The Amargosa Blues – A novel
Lester Biggs looked over his pistol‘s front sight. This is one hell of a shot, but he can do it if his dumb bitch wife would just come out into the kitchen. He lay behind some low bushes on a rise across the road from a small home that sat on a half acre of scrubby sage and creosote bushes, and fenced-in by barbed wire strung between grey wooden posts.
The pistol had a twelve inch long barrel; a Hog Leg is what his daddy called it, the kind Marshal Dillon carried on ‘Gunsmoke.’ Biggs liked it because it had a lot more carry and more accuracy than a shorter barreled one, but still it was a pistol and it had some limitations. He had braced it against a small pile of sand so he could work with the damn thing.
Now he waited for his ex-wife, Maisie to come stand in front of the kitchen window. When she got there, he would shoot out the window and scare the crap outta her, then high-tail it back to his garage.
Wasn’t nothin’ she did exactly, he told himself, other than just bein’ Maisie.

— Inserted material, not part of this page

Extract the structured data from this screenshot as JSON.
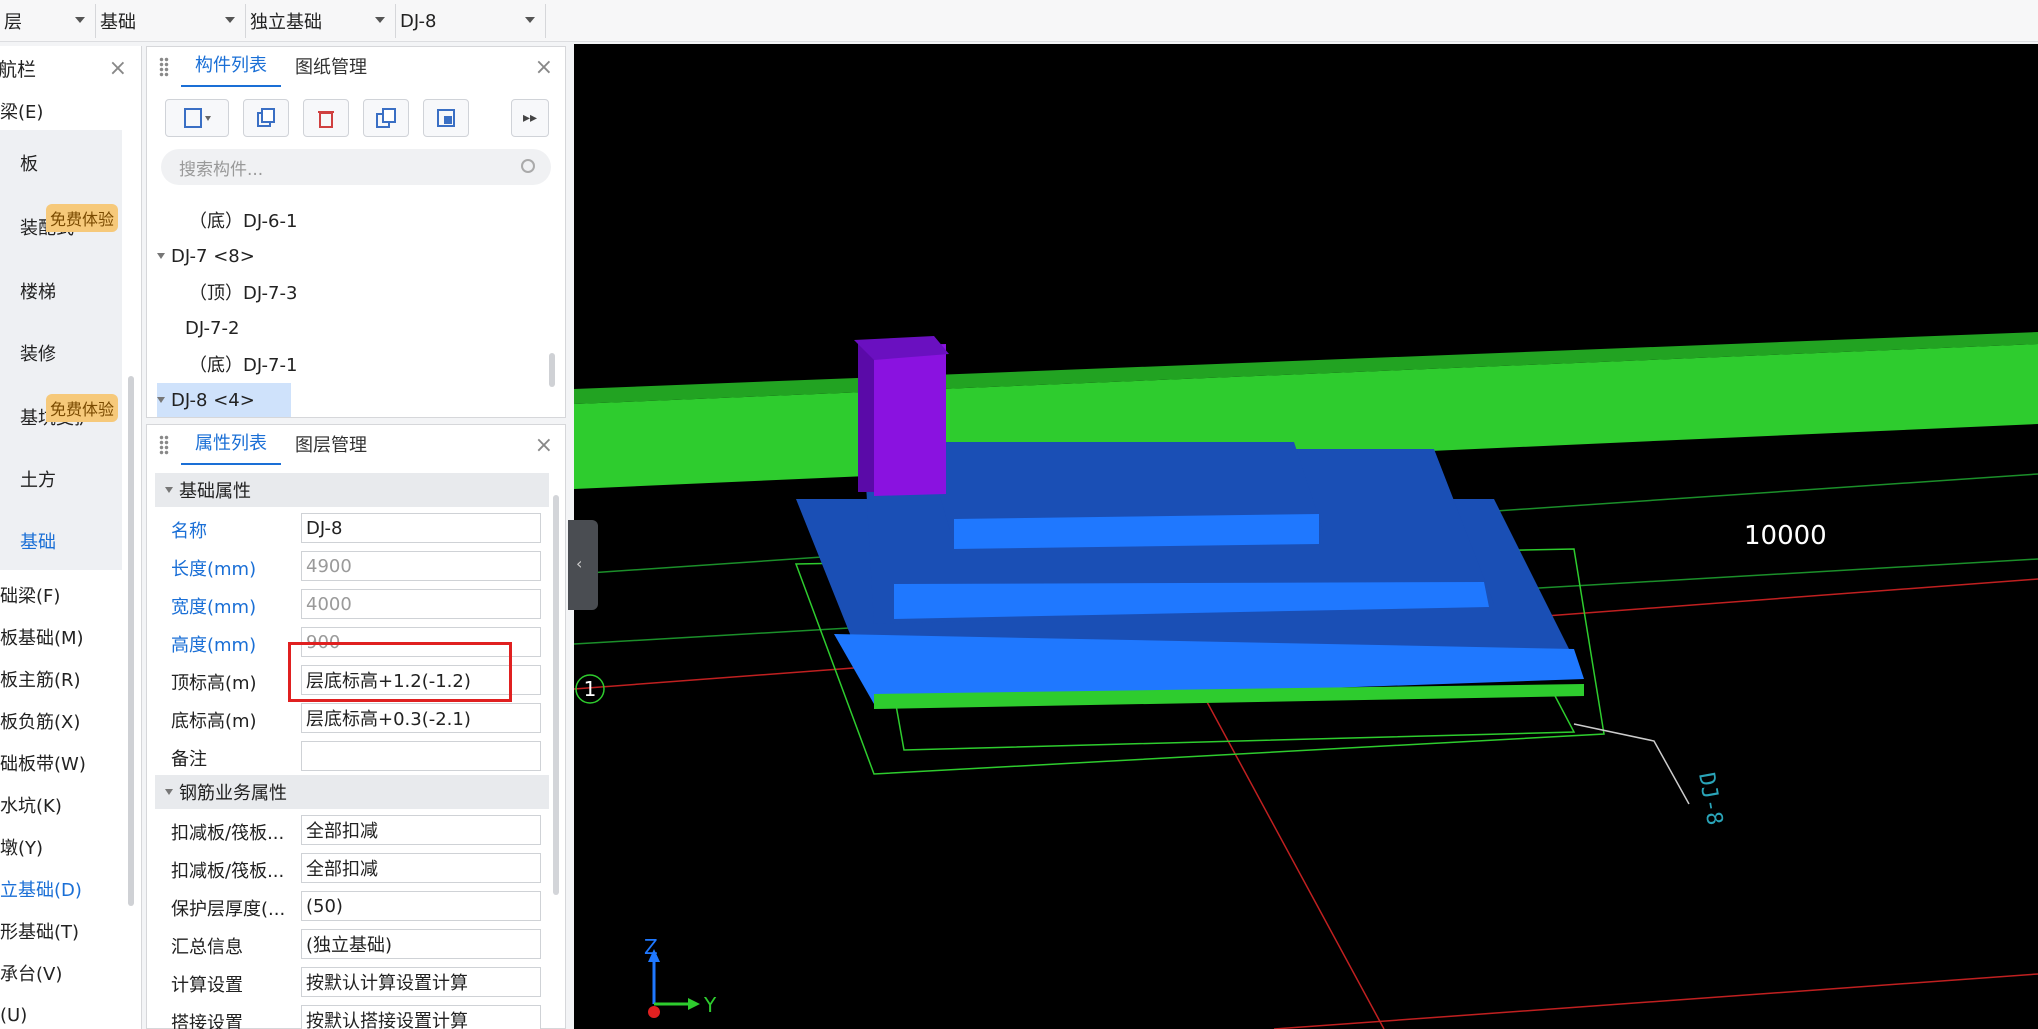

She can piss me off just by being around. But then, her not bein’ around pisses me off too, he thought.
He’d never met a woman that got inside his head like her, before or since. Sometimes he wished he’d never met Maisie or married her. If they hadn’t gotten married, they would have never gotten divorced and he wouldn’t be up on this hill feeling like he’d been done to.
The way he saw it, this all belonged to him anyway: his wife, in his place, sitting on his land. Didn’t make no difference what some dumb-shit judge said. He paid for the sumbitch; the alimony, and the mortgage bills, so it was all his. Ol’ Maisie’d just didn‘t go along with his kind of thinking.